Well, in reality there isn't a memory issue. There is, however, a "false advertising" issue, as well as an "integrity" issue.
An issue would imply it's not performing as designed.
It's performing exactly as designed.

Nvidia: "Working as intended".
 
The more I read about this the more it has pushed me over the tipping point. Between how they reacted to this and how they pushed aside the voltage issue I am done putting up with their anti-consumer attitude. These will be the last NVIDIA chips I purchase until something changes. Nothing would please me more than to see the AIB marketshare shift to 50/50 or beyond in the next year or two to show them that their customers won't just take it up the ass.
 
I guess that depends on how the memory is filled up and read from.... though I think you mixed up which one was smaller and which one was larger.

The larger portion is faster. The problem is they've advertised the card as having 224 GB/s 4 GB memory, when in fact it has a 196 GB/s 3.5 GB section and a 28 GB/s 0.5 GB one. It can only read or write to one of them at the same time, not to the whole 4 GB. If the game reads from the whole memory range, total combined bandwidth goes somewhere in between 28 and 196 and stutters appear because of the huge speed discrepancy between different memory sections.


An issue would imply it's not performing as designed.
It's performing exactly as designed.

Nvidia: "Working as intended".

Yes, but not exactly as advertised.
 
Hmm... I think they should get sued, simply for a misrepresented product. I'm probably gonna be with my 780 SLI for a long time now, so I didn't jump onto this. I probably would have if I had waited a bit.

At the very least I hope they have lost a lot of trust with consumers.

Basically, the 4GB on the front of that box isn't actually true. You call something N units when it is N units of a homogeneous entity. If it is not, then that should be noted for (at the very least) accuracy. The reality here is that what you are getting is 3.5 GB + 500MB, with the latter being at drastically lower clock rates and quality. They're practically 2 different entities. What's worse is that the 4GB vram on an Nvidia card was a big selling point for this generation.

So that's seriously deceptive advertising. Regardless of whether it adds up to a sum of 4GB or not, that's a gross misrepresentation of the item.

If I had to make a similar analogy... um... I don't know let's see. Suppose you bought a vehicle with 24 (choosing numbers divisible by 8 for whatever reason cough) gallons advertised gas capacity. For you this is a big deal because, well, let's say that every other car out there with the form factor and price has a lower capacity and you really need that extra 3 gallons for what you do, to do it comfortably. For most people this won't actually be an issue because they refuel more often anyhow. Then when you drive it you find out that the last 3 gallons have a horribly diminished flow rate (or something) because they're in another tank with a crappy tube (I have no idea how the hell cars work because I'm not a mechanical engineer so don't shoot me). So you can't actually take the car above a certain limit--or it starts sputtering a bit or something--while driving it when needing to rely on the last X gallons because part of it is in your normal tank and the other part is in the smaller tank (this gets somewhat complicated because of fluid dynamics, so I'm not going to go into specifics). For most people this isn't a major enough concern... but should the car company get away with advertising 24 gallons capacity if it is not all the same quality?

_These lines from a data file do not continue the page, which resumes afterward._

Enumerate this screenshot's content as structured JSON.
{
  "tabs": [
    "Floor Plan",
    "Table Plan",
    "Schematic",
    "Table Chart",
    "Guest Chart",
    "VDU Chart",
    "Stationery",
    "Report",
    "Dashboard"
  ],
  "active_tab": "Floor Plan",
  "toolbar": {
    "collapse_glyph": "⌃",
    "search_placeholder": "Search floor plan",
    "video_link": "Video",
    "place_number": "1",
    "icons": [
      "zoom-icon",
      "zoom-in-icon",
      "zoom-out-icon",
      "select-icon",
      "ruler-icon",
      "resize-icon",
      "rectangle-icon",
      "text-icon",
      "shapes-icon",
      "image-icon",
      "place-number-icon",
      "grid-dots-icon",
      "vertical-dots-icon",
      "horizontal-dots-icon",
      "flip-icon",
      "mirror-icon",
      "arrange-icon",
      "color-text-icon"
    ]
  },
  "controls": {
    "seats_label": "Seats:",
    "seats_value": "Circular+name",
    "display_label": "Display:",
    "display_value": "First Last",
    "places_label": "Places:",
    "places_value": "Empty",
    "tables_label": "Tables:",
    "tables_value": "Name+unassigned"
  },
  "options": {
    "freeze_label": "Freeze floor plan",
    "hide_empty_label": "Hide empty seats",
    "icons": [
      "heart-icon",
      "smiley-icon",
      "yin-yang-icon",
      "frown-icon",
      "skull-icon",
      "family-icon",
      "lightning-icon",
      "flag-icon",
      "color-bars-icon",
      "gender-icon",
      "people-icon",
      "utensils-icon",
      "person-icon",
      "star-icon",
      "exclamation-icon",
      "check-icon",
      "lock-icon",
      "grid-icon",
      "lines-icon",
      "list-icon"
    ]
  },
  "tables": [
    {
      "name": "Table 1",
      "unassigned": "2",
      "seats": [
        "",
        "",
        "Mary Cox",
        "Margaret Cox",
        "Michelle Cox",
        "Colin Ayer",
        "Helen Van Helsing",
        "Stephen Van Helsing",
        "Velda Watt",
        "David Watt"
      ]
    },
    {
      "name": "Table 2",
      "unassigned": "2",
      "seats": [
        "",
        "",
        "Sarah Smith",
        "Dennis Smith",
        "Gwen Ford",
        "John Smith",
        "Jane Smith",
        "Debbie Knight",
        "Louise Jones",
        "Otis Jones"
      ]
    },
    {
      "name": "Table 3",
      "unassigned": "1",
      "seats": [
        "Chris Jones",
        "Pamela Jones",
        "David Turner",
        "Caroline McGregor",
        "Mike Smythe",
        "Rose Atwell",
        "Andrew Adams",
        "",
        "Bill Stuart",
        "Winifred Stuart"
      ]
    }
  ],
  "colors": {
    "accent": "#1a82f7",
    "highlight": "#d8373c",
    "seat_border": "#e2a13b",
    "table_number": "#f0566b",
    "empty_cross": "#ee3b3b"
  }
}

Not that great at analogies but that's kind of where I place this. If everyone is allowed to make claims like this, let's take it to an extreme:
1TB SSD, but 768GB of it is actually running at 100MB/s while the rest is 500MB/s. They advertise 1TB capacity and 500MB/s transfer speeds.

I always see in the specs that it says up to. They do not claim you will always get certain speeds.
 
I always see in the specs that it says up to. They do not claim you will always get certain speeds.

GTX 970 Reviewer's Guide: Specifications
970RG_575px.png


Official site
tWLGq7p.png


Where does it say up to 64 ROP units, up to 2048K L2 cache, up to 256-bit memory interface or up to 224 GB/s memory bandwidth?